In a research paper recently uploaded to the preprint server bioRxiv* by Gecht et al. (August 4th, 2021), a new method of representing glycan conformers on static protein structures is explored, named GlycoSHIELD.

The open-source code was obtained by the authors from GitHub and applied to the unglycosylated SARS-CoV-2 spike protein for comparison with glycan conformations obtained by more computationally intense approaches and with experimental data obtained in the wet laboratory.

*Important notice: bioRxiv publishes preliminary scientific reports that are not peer-reviewed and, therefore, should not be regarded as conclusive, guide clinical practice/health-related behavior, or treated as established information.

How does GlycoSHIELD work?

Most glycan interactions are non-specific and temporary, besides the highly specific and specialized glycan-binding protein domains. Furthermore, the conformation of the glycan is constantly changing based on thermal influences.
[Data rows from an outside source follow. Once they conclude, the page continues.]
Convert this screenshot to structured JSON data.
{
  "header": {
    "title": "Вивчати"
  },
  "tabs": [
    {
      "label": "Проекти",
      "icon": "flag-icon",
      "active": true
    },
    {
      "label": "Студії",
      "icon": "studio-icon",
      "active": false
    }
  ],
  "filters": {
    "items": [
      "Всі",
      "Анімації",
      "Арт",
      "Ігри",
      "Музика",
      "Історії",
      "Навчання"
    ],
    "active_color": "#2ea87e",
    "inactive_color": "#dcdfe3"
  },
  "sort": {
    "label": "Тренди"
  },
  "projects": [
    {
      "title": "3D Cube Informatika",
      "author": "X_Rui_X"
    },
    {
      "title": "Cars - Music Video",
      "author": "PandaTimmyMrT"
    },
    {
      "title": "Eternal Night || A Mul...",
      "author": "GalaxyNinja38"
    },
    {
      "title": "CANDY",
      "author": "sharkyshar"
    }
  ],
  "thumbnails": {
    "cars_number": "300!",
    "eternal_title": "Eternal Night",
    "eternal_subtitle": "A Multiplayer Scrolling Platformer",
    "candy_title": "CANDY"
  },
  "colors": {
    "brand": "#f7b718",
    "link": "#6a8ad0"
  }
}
Therefore, a significant degree of computational effort can be saved by not simulating each individual glycan, instead simulating a smaller subset and grafting them into place on the protein surface, accepting or rejecting the position based on steric hindrance caused by the protein (steric exclusion).
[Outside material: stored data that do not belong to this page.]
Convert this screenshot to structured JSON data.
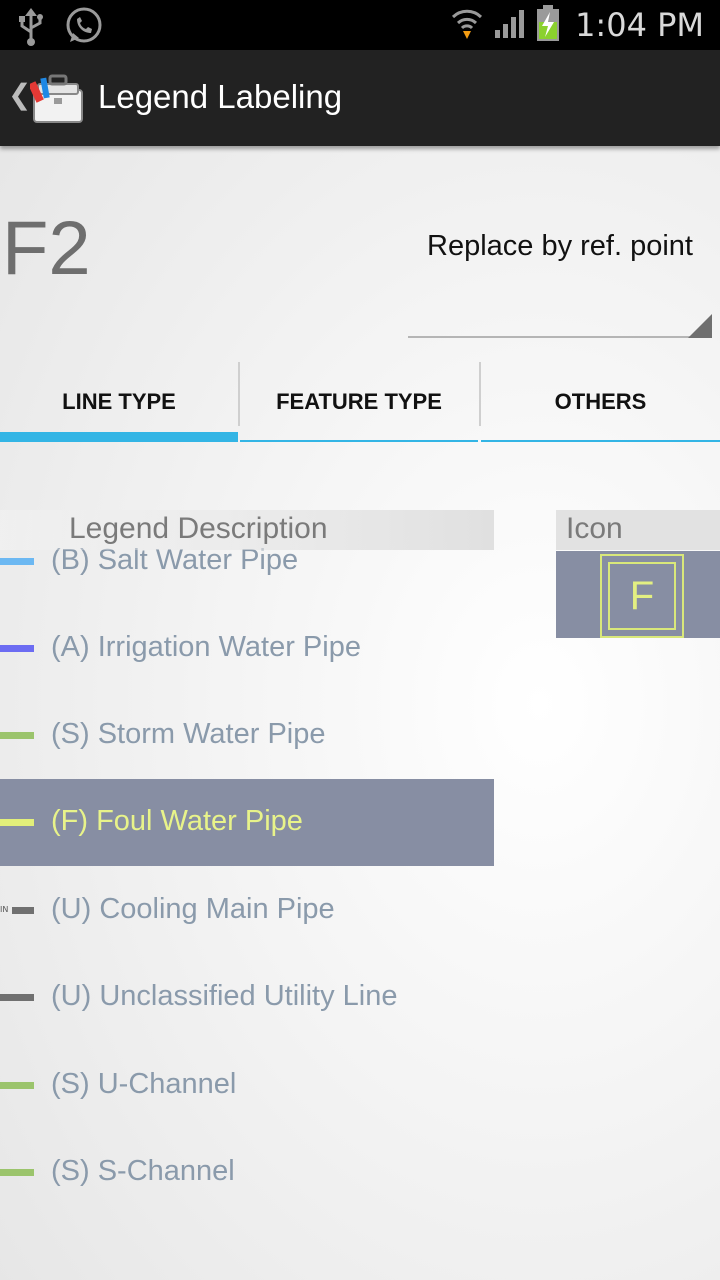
{
  "status_bar": {
    "time": "1:04 PM",
    "icons": [
      "usb-icon",
      "whatsapp-icon",
      "wifi-icon",
      "signal-icon",
      "battery-charging-icon"
    ]
  },
  "action_bar": {
    "title": "Legend Labeling",
    "icon": "toolbox-app-icon"
  },
  "header": {
    "code": "F2",
    "replace_spinner_value": "Replace by ref. point"
  },
  "tabs": [
    {
      "label": "LINE TYPE",
      "selected": true
    },
    {
      "label": "FEATURE TYPE",
      "selected": false
    },
    {
      "label": "OTHERS",
      "selected": false
    }
  ],
  "table": {
    "col_description": "Legend Description",
    "col_icon": "Icon",
    "selected_icon_letter": "F",
    "rows": [
      {
        "label": "(B) Salt Water Pipe",
        "color": "#6cb8f2"
      },
      {
        "label": "(A) Irrigation Water Pipe",
        "color": "#6c6cf2"
      },
      {
        "label": "(S) Storm Water Pipe",
        "color": "#9bc46c"
      },
      {
        "label": "(F) Foul Water Pipe",
        "color": "#e2ef7a",
        "selected": true
      },
      {
        "label": "(U) Cooling Main Pipe",
        "color": "#707070",
        "prefix": "IN"
      },
      {
        "label": "(U) Unclassified Utility Line",
        "color": "#707070"
      },
      {
        "label": "(S) U-Channel",
        "color": "#9bc46c"
      },
      {
        "label": "(S) S-Channel",
        "color": "#9bc46c"
      }
    ]
  },
  "colors": {
    "accent": "#33b5e5",
    "selection": "#878ea3",
    "selected_text": "#e8f38a",
    "action_bar": "#222222"
  }
}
Glycans are capable of influencing the conformation of the protein to which they are bound, and thus the group firstly utilized N-cadherin. This glycoprotein bears five stable domains that are bound by calcium-dependent linkers, wherein in the absence of calcium, the domains are significantly freer. A non-glycosylated model of the protein was prepared, with a traditionally glycosylated version also obtained for comparison to the model having undergone glycosylation by GlycoSHIELD.
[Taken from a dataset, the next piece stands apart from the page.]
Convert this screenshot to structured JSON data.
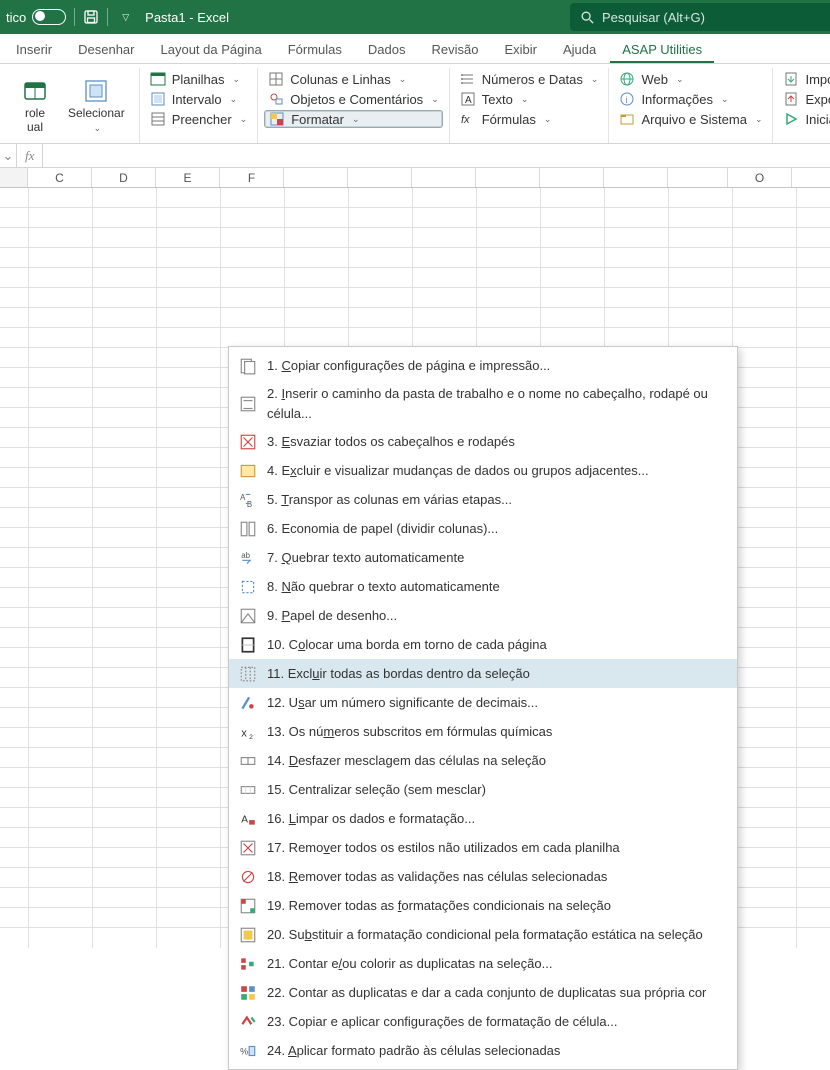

A library of 11 high-frequency glycans was generated and applied using GlycoSHIELD. The final glycosylated protein was very similar to the full molecular dynamics simulation (MDS) obtained model in terms of shielding of the protein surface.

GlycoSHIELD generates realistic glycan shields A) Overview of the pipeline: user provides a 3D protein structure with defined glycosites where glycans from the library of conformers not clashing with the protein are grafted and exported for visualization and analysis (GalNac: N-Acetylgalactosamine, GlcNac: N-Acetylglucosamine, Fuc: fucose, Man: mannose, Gal: galactose, SA: sialic acid). B) Structure of N-cadherin EC4-EC5 model system with four distinct N-glycans as indicated at each glycosylation site (g1-g4). C) -D) Glycan conformers generated by full MDS (C) or with GlycoSHIELD (D) after alignment on EC4-EC5. Note the comparable morphology and span of the glycan shields obtained by the two approaches.
GlycoSHIELD generates realistic glycan shields A) Overview of the pipeline: user provides a 3D protein structure with defined glycosites where glycans from the library of conformers not clashing with the protein are grafted and exported for visualization and analysis (GalNac: N-Acetylgalactosamine, GlcNac: N-Acetylglucosamine, Fuc: fucose, Man: mannose, Gal: galactose, SA: sialic acid). B) Structure of N-cadherin EC4-EC5 model system with four distinct N-glycans as indicated at each glycosylation site (g1-g4). C) -D) Glycan conformers generated by full MDS (C) or with GlycoSHIELD (D) after alignment on EC4-EC5. Note the comparable morphology and span of the glycan shields obtained by the two approaches.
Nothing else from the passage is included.